Judge Gary Lee, a district judge in Minot, said from the court's point of view, they are in need of additional judicial resources in the area. Lee is a member of a committee making a caseload study which should be done by the end of the month. Lee said that study will show they are short a significant number of judges across the state, and at least two in the Northwest Judicial District, which includes Minot and Williston.
Lee said if every judge in the state took the same number of cases, it would average out to about 1,600 cases per judge per year. He said in Minot they're not doing too badly at 1,800 cases per judge, but the Northwest Judicial District as a whole is far beyond that average.
"Out in Williston, they're at over 3,200 cases per judge in that area," Lee said.
"They're almost twice as many cases per judge, as on average, statewide," he added. "So that shows the impact that this is having."
Several of the task force members offered their own testimony, including Dennis Johnson.
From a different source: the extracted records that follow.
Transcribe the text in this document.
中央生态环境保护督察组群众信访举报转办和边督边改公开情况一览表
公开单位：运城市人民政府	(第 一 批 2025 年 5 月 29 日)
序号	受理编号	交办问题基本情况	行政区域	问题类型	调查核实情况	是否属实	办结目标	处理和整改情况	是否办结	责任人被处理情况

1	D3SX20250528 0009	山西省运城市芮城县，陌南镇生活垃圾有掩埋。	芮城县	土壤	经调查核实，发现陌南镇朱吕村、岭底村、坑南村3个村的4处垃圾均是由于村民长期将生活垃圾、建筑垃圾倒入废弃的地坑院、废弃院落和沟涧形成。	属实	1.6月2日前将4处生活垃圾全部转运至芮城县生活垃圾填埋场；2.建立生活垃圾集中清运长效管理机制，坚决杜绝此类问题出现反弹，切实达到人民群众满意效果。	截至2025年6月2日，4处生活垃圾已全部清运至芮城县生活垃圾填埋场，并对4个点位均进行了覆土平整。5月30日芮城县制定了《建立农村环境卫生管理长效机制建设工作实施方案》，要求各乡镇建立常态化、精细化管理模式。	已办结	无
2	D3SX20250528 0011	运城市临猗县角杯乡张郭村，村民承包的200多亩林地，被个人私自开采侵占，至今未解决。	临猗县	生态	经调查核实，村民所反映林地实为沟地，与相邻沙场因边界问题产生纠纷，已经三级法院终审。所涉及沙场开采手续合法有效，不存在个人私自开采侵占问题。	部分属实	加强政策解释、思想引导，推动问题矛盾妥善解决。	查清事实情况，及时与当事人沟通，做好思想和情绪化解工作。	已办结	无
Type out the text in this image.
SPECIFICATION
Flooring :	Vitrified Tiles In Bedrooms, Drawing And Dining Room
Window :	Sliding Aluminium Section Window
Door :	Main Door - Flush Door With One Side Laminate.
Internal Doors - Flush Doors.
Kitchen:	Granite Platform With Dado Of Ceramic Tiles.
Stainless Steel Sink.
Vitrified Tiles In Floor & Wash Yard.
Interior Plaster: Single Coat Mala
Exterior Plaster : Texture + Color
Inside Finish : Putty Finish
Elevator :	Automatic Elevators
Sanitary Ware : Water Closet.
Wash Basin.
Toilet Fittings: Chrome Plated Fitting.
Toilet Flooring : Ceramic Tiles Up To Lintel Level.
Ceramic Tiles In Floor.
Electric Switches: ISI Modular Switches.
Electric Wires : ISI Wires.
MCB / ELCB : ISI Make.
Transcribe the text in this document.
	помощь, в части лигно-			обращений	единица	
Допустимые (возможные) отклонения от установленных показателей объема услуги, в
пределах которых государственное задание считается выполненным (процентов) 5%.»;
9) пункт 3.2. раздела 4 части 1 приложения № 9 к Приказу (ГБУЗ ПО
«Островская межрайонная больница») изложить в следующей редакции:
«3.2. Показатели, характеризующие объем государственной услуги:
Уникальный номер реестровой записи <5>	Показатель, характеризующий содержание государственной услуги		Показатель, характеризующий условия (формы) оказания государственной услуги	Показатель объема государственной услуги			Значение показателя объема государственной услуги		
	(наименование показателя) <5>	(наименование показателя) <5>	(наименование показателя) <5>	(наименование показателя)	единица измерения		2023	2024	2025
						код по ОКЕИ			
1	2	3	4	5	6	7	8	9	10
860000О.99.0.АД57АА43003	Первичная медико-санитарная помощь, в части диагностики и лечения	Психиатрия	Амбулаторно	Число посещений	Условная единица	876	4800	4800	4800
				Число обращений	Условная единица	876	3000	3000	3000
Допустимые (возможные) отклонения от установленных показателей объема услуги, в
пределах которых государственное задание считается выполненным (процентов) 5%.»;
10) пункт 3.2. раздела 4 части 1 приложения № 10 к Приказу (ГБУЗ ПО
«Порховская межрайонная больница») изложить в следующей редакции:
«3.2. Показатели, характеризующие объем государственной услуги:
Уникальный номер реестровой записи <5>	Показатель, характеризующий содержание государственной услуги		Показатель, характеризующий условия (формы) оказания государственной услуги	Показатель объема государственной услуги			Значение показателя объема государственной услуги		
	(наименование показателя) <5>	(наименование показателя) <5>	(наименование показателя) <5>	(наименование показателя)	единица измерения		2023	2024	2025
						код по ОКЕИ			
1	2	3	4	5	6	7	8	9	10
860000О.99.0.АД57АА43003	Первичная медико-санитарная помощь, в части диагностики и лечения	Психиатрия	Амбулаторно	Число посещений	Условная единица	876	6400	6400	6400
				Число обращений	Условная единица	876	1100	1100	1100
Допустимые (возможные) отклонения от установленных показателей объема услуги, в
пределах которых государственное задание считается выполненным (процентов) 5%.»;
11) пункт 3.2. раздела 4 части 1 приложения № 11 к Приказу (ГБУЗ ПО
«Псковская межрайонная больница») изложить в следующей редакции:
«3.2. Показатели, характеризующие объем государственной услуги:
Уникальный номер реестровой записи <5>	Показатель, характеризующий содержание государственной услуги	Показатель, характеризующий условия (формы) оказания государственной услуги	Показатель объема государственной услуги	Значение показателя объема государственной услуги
He said this is the third oil boom he's been through, and while the other two eventually led to busts, this one has a different feel, and he thinks it's here to stay. That means the problems the justice system faces today aren't going away anytime soon.
Johnson said while most of the people coming to North Dakota to work and live are law-abiding citizens, a distinct group of people arriving in the state remind him of the song "Gypsies, Tramps and Thieves."
"There are two groups that are causing the crisis in the judicial system in the communities in western North Dakota. Those that come here because of the opportunity to make a lot of money in a short period of time and then get out. We refer to them as carpetbaggers," Johnson said. "The other group are those people who have lost everything where they were, and they have nothing to lose so they come here. And those people, unfortunately, have brought a lot of their problems with them."
Ward County Sheriff Steve Kukowski, who was the last to offer testimony, agreed with everything everyone said, noting the increase in people in northwest North Dakota was in turn increasing workloads for all areas of the justice system.
"It just affects every single element of the criminal justice system," Kukowski said.
He said the Ward County Jail was originally designed to house 58 inmates, and it has now been forced to hold 104.
"We double bunk, we now have room for 104. On the weekends I run 106 to 110, and Monday morning I get down to 99," Kukowski said. "So I think today I'm down to 88 and we've been trying to purge them."
He noted they average an escort and a half per day to move prisoners all over the state, and while the Ward County Sheriff's Department has a great working relationship with other law enforcement agencies and they often meet each other halfway, it's only getting more difficult as time goes on.
It was noted in the beginning of the meeting that a bright light has often been aimed at the infrastructure needs in northwest North Dakota, highways in particular. What many said during their testimony was that the human infrastructure needed to keep the justice system going has greatly deteriorated, and if something isn't done soon, it will only get worse.
"We're running out of gas," Kukowski said. "We just don't have the gas to make the wheels go anymore."